These kind of things are tricky. You don't really say where 10.1.1.100 lives but here's what I know. If the purpose of the IP SLA is to test a particular link and you want to pin that track to a route then you absolutely need to make sure that the IP SLA traffic can only traverse the link you want it to test or you can run into goofy problems. In other words, don't let the IP SLA take the long way around (through the other provider link) to get to the target IP address or you're sort of defeating the purpose of the whole setup and you should expect to see unpredictable behavior out of the configuration.
Your flapping track object state can be caused by this series of events:
1. Your reachability between R1 and ISP1 routers is broken, but interfaces stay in the UP state.
2. This removes the default route via 220.127.116.11
3. The default route via 18.104.22.168 is installed in the routing table.
4. The address 10.1.1.100 gets reachable via 22.214.171.124
5. The default route via 126.96.36.199 is reinstated.
6. Go to 1
I agree with your point. Then how the track object is changing its state frequently.
As per my understanding if the link is flapping intermittently then during the failure of one interface the reply should come from other interface in that case reply should come from interface being captured.
Correct me if i am wrong.
Sandeep, I think the link isn't flapping, it is broken. What is flapping is the tracking object. And that object is flapping because of the process I described in my previous post. So, here how it goes:
The ping packets are sent over the broken link and because it is broken, there is no reply.
The tracking object goes down.
As the tracking object is down, another default route is used.
The ping packets are sent over the not broken link and the reply is received.
The tracking object is happy again and the default route via broken link is reinstated.
The process is started all over again.
So, as you can see, the broken link stays broken all the time and the tracking object is flapping. I think the main mistake that Trent have done is that he thinks that giving the source interface to a ping used for IP SLA guarantees that this ping will use that interface as egress, but this is wrong. All it does is that the ping will use that interface's IP address as the source in the packets. And it will happily send these packets over any valid egress interface to reach the destination. The correct solution would be to send ping to the other side of the link and make sure that this IP address can only be reached over that interface, for example, do this:
ip route 188.8.131.52 255.255.255.255 GI0/0
ip sla 1
I agree with what you are saying. However, I was under the assumption that by adding the source-interface GigabitEthernet0/0 to the IP SLA object, it would only base the state decision on icmp-echo replies that traverse the broken link, which in my case is GigabitEthernet0/0. I intentionally broke the link from ISP1 to VLAN10.1.1.0, the destination for the track. This VLAN is reachable via both interfaces of R1, intentionally. However, the IP SLA track decision should only consider source-interface GigabitEthernet0/0 with my configuration, correct? Therefore, the route should remain removed and the track state should stay down, correct?

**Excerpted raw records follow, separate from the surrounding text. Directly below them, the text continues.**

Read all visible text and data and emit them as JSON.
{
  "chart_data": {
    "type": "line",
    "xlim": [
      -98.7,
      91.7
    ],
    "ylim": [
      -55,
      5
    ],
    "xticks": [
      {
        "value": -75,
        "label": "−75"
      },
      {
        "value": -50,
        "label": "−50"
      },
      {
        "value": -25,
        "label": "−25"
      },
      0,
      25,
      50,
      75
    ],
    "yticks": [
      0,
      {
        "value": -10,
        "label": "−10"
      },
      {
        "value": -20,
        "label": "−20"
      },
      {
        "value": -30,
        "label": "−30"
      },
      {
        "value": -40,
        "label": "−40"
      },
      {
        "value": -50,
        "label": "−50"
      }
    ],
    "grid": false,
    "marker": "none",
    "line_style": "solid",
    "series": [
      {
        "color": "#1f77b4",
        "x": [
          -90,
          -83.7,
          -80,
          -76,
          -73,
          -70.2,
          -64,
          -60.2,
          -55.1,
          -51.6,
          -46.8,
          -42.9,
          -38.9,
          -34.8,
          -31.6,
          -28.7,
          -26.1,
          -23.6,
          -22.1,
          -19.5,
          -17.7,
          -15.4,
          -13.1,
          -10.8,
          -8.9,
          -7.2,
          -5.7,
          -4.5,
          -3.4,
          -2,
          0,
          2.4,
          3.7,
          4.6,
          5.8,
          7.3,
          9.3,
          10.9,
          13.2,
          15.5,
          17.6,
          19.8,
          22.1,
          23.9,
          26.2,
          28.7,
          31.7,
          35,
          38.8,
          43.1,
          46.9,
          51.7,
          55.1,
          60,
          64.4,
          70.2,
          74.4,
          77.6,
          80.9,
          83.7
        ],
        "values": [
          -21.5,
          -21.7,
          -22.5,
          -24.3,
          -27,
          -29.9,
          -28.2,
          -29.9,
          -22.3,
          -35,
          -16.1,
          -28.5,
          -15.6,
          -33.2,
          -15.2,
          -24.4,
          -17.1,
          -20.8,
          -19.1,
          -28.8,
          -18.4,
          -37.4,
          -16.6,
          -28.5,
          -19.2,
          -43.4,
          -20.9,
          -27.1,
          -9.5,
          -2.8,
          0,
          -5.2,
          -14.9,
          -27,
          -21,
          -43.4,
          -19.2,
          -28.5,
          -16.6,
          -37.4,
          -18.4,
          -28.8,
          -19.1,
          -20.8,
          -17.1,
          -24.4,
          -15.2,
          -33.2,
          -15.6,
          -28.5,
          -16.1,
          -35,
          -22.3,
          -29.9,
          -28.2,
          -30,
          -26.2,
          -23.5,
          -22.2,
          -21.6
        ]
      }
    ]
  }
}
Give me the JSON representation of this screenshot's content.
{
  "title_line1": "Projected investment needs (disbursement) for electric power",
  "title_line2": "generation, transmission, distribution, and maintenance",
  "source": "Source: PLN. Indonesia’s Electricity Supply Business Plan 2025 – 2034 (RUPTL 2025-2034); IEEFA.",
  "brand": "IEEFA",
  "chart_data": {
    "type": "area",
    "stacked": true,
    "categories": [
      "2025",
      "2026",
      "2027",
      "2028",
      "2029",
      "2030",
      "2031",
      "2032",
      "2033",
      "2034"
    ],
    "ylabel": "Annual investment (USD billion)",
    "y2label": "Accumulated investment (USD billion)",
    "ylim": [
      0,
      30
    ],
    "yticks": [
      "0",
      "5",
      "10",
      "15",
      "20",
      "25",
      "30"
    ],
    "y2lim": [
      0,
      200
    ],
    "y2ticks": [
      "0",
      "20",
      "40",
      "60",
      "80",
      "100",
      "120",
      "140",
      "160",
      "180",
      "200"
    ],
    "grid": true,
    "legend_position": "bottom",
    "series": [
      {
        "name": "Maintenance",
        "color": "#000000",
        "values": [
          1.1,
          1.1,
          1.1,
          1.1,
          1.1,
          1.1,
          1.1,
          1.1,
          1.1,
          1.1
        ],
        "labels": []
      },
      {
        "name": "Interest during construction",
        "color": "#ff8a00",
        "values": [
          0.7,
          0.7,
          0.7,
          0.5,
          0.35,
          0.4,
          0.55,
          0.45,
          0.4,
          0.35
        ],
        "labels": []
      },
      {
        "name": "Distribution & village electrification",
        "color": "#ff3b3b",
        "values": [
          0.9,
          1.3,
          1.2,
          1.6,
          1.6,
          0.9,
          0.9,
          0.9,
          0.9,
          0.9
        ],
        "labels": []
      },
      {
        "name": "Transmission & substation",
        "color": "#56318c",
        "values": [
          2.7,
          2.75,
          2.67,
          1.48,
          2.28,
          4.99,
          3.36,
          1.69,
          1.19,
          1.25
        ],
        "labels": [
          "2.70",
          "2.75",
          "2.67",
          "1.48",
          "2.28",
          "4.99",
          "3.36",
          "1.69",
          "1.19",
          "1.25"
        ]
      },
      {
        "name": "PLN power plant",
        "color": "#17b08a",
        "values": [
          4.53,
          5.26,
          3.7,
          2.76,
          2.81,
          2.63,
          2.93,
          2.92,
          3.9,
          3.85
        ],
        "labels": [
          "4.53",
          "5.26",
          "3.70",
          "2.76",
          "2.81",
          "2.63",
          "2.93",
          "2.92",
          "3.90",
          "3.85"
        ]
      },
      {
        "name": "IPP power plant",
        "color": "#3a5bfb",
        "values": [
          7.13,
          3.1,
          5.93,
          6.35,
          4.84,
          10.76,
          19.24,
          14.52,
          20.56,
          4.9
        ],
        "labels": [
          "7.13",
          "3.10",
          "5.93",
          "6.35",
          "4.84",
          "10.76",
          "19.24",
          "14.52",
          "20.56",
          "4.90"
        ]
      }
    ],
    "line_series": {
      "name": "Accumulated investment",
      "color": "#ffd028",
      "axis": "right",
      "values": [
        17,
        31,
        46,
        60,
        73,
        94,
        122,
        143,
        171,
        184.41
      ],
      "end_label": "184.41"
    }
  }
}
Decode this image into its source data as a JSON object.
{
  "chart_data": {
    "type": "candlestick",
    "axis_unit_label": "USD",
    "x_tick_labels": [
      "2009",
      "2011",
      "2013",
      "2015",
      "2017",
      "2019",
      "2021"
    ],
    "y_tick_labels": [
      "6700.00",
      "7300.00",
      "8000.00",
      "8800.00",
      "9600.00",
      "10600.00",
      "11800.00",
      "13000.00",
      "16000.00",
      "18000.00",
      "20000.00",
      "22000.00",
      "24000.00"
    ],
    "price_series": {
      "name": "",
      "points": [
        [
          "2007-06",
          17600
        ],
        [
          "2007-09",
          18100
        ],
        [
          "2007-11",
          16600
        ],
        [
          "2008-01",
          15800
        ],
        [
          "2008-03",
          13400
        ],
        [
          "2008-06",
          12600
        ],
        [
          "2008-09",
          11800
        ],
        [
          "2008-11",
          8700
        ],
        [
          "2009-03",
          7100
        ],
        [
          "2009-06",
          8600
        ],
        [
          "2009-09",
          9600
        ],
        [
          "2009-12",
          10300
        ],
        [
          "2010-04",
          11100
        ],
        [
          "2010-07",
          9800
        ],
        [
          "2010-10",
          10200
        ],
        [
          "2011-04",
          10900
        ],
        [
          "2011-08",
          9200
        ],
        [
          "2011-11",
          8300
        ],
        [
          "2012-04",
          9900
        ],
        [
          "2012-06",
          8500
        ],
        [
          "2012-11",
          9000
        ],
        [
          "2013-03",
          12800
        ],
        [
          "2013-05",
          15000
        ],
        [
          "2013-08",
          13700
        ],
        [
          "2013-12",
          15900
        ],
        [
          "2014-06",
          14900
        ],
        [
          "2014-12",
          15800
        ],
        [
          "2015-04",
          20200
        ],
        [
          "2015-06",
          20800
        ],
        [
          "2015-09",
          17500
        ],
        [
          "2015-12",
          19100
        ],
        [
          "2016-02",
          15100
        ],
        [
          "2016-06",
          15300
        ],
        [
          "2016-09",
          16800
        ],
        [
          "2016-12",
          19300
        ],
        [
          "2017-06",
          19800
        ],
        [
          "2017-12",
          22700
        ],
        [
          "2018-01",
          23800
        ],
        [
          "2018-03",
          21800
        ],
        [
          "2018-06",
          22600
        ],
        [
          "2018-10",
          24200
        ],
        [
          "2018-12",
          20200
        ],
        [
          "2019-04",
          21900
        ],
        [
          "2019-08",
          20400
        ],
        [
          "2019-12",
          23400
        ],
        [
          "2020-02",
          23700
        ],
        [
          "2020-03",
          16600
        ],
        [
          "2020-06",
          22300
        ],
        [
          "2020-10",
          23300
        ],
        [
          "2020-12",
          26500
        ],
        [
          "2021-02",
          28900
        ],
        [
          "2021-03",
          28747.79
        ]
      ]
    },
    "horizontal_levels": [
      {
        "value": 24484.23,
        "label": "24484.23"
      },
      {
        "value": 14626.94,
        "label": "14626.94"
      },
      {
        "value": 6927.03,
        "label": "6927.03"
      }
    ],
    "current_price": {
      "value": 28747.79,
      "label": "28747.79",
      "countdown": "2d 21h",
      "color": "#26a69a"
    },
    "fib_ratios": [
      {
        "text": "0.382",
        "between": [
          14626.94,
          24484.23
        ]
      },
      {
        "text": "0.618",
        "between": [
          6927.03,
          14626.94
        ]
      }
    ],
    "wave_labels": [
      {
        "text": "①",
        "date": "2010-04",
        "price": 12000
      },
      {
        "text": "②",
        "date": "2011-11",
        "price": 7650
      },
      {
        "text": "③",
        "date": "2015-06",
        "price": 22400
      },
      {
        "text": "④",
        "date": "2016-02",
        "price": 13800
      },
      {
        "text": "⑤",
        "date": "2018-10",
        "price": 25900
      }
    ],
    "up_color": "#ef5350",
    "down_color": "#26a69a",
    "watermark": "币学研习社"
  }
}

In the training video I watched, it stated that, to avoid route flapping due to reachable IP addresses out both your track route and your secondary default route, you must configure the source-interface command, which I have done above. Perhaps I can run a debug command that will inform me if the route addition decision is based on icmp reply being received on the GigabitEthernet0/1, and then determine from there why that is the case if I configured source-interface on GigabitEthernet0/0.
It works slightly different. The source-interface is only that - an interface from which the SLA probes are sourced. You can confirm it by running a command from your R1 router
ping 10.1.1.100 source Gi0/0
and you'll see that ping packets happily make it across using Gi0/1, but with the source IP address of Gi0/0.
The part you're missing, here, is that your interface isn't going down. Even if you shutdown the interface on the ISP side it probably will stay up on the CE side unless you have keepalives configured. You need to account for all possibilities. The most straightforward approach, given your topology, is to place an ACL on the ISP2-facing interface (inbound) to block icmp echo-replies from 10.1.1.100 to 184.108.40.206 (or whatever IP is ultimately the source of the IP SLA traffic). You could also experiment with CoPP (class maps can match input interface) to drop traffic if it comes back over the wrong interface.
But Sending ping to the next hope ip some time may lead to network connectivity issue.
For example : If you are trying to reach any server/Site beyond your ISP connection. You are tracking your Next hope ip which is in our case 220.127.116.11. This link is up and working fine then our track object will not go down mean a while there is some issue in between ISP and server. In that case User will not be able to reach Server but as our track object is up so all the packet will go to ISP1 and there will be no Failover.
As per my understanding tracking an IP which comes after crossing our ISP will be good practice.
You are right, but as you can see from Trent's example, it can lead to other complications. Usually what I've seen being done in production to test ISP's connectivity to the rest of the world is that: an unused host on the internet was chosen. For example, 18.104.22.168. A static route to that host IP was configured via one link only. That ensured that any probes were sent only via one link. And it also shows that even though connectivity to the SP itself is up and healthy, the SP's transit links might be down.